I am a United Methodist clergyperson, an ordained Elder in our denominational parlance. One of the distinguishing features of United Methodist Elders is that we itinerate, that is we are sent forth by our Bishop to our places of pastoral ministry. It's not as arbitrary as it sounds, for there are procedural safeguards and a process called "consultation," in which church profiles and pastoral profiles are considered, prayerfully and thoughtfully processed before an "appointment" in made. Once the pastor and the church in question agree with the Bishop's intended appointment, an announcement is made and it remains a potentiality until what we call "Annual Conference," a yearly gathering of United Methodist lay and clergy from across the "conference" (in our case the state of Minnesota). It is at Annual Conference that our Bishop "fixes" the appointments, at which time it becomes "official."

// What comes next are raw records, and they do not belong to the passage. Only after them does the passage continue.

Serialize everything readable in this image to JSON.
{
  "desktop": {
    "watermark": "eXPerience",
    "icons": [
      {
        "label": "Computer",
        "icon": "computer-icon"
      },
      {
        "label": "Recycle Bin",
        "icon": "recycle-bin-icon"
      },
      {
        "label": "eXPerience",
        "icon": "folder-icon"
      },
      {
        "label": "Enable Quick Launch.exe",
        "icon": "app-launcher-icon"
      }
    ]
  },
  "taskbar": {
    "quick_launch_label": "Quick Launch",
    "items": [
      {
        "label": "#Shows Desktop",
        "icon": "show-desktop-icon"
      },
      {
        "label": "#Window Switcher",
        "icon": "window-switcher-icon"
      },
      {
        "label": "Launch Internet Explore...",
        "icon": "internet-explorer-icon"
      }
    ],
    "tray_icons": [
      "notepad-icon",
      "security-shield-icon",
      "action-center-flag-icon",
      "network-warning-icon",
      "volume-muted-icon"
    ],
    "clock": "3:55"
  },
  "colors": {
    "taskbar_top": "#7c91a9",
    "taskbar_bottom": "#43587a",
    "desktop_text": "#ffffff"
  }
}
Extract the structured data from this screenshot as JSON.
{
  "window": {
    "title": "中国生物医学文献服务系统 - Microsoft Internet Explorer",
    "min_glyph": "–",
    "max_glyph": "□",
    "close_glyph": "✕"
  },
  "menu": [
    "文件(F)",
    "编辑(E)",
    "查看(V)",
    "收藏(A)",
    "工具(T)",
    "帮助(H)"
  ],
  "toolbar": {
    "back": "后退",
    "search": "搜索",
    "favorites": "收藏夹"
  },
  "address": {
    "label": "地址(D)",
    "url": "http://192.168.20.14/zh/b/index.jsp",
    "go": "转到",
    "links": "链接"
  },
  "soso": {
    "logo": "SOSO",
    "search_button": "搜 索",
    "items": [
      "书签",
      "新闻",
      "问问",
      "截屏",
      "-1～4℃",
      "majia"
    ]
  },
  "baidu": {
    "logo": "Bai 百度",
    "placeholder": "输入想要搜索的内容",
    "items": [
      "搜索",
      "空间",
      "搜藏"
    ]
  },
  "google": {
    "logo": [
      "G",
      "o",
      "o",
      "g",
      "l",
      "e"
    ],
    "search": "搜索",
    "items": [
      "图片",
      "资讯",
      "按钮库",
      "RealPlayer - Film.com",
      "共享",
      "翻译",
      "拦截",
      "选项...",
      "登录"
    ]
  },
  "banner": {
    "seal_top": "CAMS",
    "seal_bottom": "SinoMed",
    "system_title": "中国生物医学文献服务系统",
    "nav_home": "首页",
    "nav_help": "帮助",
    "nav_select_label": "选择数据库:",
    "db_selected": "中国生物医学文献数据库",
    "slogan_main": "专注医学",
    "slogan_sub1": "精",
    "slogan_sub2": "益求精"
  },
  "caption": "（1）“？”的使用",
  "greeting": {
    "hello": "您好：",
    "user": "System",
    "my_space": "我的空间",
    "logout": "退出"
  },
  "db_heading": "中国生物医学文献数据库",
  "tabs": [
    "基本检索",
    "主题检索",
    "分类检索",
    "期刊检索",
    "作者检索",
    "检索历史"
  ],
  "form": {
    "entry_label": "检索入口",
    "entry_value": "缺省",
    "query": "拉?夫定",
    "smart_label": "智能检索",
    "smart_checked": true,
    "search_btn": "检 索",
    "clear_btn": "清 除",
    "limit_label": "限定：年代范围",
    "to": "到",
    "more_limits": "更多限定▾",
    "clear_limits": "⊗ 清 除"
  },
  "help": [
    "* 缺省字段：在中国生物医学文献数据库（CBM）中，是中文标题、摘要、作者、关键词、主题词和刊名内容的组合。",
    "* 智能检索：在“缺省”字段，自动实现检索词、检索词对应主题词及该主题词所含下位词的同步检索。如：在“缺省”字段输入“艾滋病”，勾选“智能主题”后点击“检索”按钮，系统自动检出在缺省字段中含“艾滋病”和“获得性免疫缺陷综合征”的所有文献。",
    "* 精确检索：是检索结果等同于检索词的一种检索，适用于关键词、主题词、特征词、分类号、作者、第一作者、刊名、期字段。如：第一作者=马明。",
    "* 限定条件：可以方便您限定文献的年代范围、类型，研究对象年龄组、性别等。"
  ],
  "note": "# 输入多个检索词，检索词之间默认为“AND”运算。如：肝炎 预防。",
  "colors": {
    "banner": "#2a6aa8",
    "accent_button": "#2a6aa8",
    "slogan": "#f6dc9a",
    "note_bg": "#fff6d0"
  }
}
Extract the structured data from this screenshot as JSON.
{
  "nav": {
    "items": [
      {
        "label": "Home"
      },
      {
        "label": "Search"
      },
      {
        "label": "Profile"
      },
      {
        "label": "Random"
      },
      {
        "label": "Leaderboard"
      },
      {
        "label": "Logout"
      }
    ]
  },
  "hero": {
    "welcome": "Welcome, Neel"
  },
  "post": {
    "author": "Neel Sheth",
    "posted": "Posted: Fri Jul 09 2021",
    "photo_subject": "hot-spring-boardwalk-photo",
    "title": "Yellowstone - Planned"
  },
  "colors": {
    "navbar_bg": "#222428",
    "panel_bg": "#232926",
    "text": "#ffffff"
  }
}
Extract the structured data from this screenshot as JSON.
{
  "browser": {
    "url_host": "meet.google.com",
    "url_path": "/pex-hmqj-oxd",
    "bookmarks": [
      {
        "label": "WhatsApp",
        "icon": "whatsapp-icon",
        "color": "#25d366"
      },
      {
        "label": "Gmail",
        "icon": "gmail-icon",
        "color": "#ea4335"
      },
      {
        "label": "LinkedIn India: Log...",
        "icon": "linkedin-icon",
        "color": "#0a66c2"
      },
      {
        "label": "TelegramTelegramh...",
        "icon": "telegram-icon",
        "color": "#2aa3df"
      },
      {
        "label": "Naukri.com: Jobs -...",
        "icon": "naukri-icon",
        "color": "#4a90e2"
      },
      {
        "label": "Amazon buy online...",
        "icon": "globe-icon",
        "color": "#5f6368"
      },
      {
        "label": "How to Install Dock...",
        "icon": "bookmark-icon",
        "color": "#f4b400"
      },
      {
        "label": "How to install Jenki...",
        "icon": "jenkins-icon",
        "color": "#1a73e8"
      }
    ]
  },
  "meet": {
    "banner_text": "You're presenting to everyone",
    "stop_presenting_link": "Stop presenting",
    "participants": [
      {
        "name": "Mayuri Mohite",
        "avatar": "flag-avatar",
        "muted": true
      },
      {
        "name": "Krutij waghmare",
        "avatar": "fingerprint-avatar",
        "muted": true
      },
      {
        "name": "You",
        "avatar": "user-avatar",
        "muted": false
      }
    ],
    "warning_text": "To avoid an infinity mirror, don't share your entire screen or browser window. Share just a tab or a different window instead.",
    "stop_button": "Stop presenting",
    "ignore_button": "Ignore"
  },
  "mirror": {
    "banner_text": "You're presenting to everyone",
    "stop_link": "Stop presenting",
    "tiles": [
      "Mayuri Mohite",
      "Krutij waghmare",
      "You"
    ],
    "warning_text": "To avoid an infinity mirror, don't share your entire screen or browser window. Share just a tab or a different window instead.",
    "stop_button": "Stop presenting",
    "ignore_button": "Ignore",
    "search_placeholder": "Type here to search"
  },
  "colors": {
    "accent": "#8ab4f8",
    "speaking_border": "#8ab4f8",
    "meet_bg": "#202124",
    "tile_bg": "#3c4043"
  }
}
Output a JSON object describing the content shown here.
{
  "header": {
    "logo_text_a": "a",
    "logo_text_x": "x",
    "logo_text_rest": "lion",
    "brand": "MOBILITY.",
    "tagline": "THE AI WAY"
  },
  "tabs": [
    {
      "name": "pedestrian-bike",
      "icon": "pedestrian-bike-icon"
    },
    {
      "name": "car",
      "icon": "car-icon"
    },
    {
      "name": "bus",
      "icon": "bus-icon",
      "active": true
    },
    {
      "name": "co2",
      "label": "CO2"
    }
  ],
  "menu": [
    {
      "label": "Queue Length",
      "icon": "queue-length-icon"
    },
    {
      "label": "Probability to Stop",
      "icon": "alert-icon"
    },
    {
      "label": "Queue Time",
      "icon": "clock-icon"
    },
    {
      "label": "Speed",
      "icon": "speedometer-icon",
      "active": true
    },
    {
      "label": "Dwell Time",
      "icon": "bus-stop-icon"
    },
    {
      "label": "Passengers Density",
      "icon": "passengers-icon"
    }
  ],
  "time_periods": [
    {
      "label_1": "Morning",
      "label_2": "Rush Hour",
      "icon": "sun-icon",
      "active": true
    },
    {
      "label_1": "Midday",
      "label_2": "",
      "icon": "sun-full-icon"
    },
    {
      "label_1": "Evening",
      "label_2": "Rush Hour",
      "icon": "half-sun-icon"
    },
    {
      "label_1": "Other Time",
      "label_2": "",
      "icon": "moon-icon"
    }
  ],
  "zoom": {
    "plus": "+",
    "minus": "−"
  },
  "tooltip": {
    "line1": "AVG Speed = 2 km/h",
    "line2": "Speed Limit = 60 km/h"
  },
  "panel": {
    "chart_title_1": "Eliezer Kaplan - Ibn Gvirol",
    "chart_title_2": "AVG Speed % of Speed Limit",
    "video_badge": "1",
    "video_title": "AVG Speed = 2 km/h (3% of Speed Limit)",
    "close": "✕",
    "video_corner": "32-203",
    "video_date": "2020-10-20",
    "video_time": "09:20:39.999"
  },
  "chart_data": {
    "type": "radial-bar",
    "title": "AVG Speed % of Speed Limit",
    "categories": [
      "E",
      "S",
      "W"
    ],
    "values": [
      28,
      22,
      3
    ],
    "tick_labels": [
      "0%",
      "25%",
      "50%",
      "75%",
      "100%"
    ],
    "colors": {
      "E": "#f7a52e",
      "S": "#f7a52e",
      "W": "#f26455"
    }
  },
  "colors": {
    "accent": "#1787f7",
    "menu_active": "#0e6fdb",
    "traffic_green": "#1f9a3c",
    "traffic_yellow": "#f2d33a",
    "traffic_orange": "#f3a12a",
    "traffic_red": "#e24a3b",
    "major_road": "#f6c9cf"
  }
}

I am at our Annual Conference gathering in St. Cloud, Minnesota, this week, although my stay here will be cut short by a court appearance involving two of our sons on Thursday. In fact, I will not be present when the Bishop makes her official "reading of the appointments" and distributes her pastoral letter (a one-page missive in which the pastor is directed as to what are the missional priorities of the congregation to which the pastor is being appointed). I have a pretty good idea, however, of what the expectations of our episcopal leader might be, and I will be sure to receive the letter at some point in the near future.
Tonight I finished my final liturgy and emailed it to our church secretary and powerpoint artisan. I knew it would be difficult for me to compose the "last" liturgy, but I guess I underestimated my sense of emotional resilience. With tears streaming down my cheeks, I hit the "send" button on the liturgy, realizing it would be the final time I will do that for the church I have served the past seven years. The final time after seven years, during which time I have created a weekly liturgy well over 325 times. After 325 times you'd think it would be rote. But it's not really time number three-hundred-whatever tonight. Tonight it is the last time.
And it's harder than I thought it would be.